A ‘second city’ is sort of like being the younger child living in the constant shadow of a bigger, more popular sibling. They might not get the attention they deserve, but it’s for precisely this reason they become more enjoyable places to visit.
For anyone hoping to skip the tourist trail, second cities offer better value, less crowds and more authentic local experiences. Here are 7 underrated second cities to consider for your next trip…
7. Skip Amsterdam for Rotterdam
Why you should go: Amsterdam is an AWESOME city — it’s also horrendously overcrowded with some of the world’s most expensive Airbnb’s. Holland’s second city of Rotterdam on the other hand, is far more hip and less gaudy than it’s vice-fueled neighbor. Just an hour’s train ride from the capital, the city’s landscape is packed with modern architectural gems like Overblaak Development and a thriving food and nightlife scene. Unlike in Amsterdam where locals tend to avoid invasive tourists at every turn, Rotterdam is much more welcoming to visitors looking to explore the Dutch way of life.
6. Skip Tokyo for Osaka
Why you should go: Japan can be overwhelming for first-time visitors so it’s normal that Tokyo is their first stop-off. But the capital is also one of the most expensive places to visit on the planet and can feel like a Disney version of what real Japanese culture is all about.
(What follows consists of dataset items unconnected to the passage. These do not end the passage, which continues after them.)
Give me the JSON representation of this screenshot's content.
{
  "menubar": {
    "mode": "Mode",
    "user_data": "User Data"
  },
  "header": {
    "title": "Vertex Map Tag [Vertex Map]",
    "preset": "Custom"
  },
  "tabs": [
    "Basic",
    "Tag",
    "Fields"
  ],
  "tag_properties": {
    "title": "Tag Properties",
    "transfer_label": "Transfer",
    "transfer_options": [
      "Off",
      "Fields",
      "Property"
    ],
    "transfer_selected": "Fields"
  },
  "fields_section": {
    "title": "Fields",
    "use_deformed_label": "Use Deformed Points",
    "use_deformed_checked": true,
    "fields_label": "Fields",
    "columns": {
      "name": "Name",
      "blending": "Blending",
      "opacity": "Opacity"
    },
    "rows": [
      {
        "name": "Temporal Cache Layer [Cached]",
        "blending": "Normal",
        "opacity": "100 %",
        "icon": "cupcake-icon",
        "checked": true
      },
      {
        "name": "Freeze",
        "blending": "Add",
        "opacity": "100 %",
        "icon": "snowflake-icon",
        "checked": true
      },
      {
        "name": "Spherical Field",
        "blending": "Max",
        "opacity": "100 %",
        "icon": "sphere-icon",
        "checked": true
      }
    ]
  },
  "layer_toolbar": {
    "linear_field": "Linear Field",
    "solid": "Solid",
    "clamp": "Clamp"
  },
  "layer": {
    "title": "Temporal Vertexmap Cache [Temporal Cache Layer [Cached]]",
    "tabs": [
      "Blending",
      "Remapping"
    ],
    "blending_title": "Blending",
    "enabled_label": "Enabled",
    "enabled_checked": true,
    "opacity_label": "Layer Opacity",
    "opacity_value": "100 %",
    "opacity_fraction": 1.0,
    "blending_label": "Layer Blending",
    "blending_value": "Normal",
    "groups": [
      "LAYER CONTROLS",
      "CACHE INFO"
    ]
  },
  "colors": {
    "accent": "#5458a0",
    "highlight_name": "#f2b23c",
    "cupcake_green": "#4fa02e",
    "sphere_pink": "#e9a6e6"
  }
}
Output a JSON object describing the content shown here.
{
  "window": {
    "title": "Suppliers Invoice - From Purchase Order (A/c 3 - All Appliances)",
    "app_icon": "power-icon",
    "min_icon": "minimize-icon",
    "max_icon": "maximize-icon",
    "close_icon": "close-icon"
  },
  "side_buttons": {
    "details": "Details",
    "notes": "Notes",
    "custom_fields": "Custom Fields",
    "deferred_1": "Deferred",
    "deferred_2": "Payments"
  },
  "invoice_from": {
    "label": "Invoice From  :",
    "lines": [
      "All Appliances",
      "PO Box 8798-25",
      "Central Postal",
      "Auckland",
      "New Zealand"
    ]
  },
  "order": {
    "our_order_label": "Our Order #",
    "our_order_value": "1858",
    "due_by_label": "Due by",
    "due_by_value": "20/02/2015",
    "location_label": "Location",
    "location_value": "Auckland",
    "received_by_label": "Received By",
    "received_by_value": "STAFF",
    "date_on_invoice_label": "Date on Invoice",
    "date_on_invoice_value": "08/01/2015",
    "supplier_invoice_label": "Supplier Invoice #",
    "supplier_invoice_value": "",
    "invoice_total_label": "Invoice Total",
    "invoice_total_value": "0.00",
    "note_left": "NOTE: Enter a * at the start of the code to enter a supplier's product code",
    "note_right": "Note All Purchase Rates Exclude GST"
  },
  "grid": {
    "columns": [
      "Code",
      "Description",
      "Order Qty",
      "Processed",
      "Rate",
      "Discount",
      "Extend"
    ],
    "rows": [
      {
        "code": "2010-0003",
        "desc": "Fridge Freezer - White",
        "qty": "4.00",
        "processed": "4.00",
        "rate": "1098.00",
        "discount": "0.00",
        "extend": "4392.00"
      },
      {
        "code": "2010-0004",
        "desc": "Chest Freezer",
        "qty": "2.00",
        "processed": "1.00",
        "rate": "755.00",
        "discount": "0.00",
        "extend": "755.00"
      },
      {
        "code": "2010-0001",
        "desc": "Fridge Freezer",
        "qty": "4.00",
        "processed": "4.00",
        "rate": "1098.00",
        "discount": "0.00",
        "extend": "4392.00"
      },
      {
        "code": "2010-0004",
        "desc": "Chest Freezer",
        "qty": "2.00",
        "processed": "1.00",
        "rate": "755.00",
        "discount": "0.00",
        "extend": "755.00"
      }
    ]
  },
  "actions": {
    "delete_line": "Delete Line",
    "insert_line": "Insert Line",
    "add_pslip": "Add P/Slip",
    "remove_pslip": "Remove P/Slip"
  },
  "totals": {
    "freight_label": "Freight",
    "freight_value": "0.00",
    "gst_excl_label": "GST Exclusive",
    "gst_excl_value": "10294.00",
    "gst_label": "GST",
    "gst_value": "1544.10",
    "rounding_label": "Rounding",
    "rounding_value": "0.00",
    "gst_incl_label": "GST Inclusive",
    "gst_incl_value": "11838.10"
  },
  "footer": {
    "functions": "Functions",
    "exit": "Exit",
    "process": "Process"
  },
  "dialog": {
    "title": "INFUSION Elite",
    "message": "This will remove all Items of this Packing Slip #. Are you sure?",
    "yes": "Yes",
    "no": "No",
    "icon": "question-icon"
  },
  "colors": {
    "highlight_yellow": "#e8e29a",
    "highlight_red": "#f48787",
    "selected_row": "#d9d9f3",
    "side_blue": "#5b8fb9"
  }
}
Osaka, however, is criminally overlooked. Nicknamed Tenka no Daidokoro (the nation’s kitchen), it’s the snack food capital of Japan where you’ll find big city vibes and small-town warmth.
5. Skip Istanbul for Cappadocia
Why you should go: While not a capital, Istanbul is Turkey’s largest city, filled with old world charm and stunning monuments. It’s also painfully congested with car-choked roads that make getting around during rush hour a nightmare. Cappadocia, however, literally feels like a world away, with an alien landscape will make you feel like you’ve landed on a different planet. Famed for its hot-air balloon rides and cave hotels, it’s one of Turkey’s most underrated destinations.
4. Skip Paris for Marseille
Why you should go: “Love the city, hate the people” is perhaps the most appropriate tagline for Paris and its inhabitants. The cliché that “Parisians are rude” is debatable, but non-French speaking tourists will almost certainly have a tougher time with impatient locals tired of giving directions to the Eiffel Tower. Paris is beautiful, but it’s also incredibly overhyped. Skip the City of Lights and head to the Mediterranean port city of Marseille where African and French cultures collide. Its beaches rival Nice and St. Tropez — only less pretentious and more budget-friendly.
3. Skip Cairo for Luxor
Why you should go: Most visitors have a romanticized notion of Cairo — and that’s usually dashed as soon as they exit the airport. Egypt’s ancient capital is one of the most pedestrian unfriendly cities on Earth and you’ll feel like you’re being scammed at every turn. If seeing the pyramids is on your bucket list, spend a half-day in Cairo before heading 500 km south to Luxor — often called the world’s greatest open-air museum. From the Valley of the Kings to Tutankhamun’s tomb, Luxor is home to some pretty spectacular archaeological sites.
2. Skip Barcelona for Seville
Why you should go: Barcelona, the capital of Spain’s Catalonia region, has become annoyingly overcrowded with tourists slowly chipping away at the city’s cultural identity (most locals have been pushed out of the city center due to the high demand for short term apartment rentals like Airbnb.) This huge influx has driven up the price on pretty much everything, from taxis to drinks. But Spain has so much more to offer in places like Seville which offers up guests a unique history as the Andalusian capital. Boasting an incredible tapestry of cultures, it was even named as the best city to visit in 2018 by Lonely Planet.
1. Skip New York for Chicago
Why you should go: New York is often top of list on many travel bucket lists — but it really shouldn’t be. Its public transport is an unreliable mess, hotels are prohibitively expensive (along with everything else), and that famous ‘New York attitude’ — a potent mix of rudeness and indifference — can’t be avoided. Chicago, though, feels like one big cosmopolitan neighborhood where sparking up a conversation with a local is commonplace. Boasting magnificent museums, great sports attractions and a bustling nightlife scene, it’s what New York City wishes it could be. Head to NYC if you must… but you’ll probably have a better time in Chicago.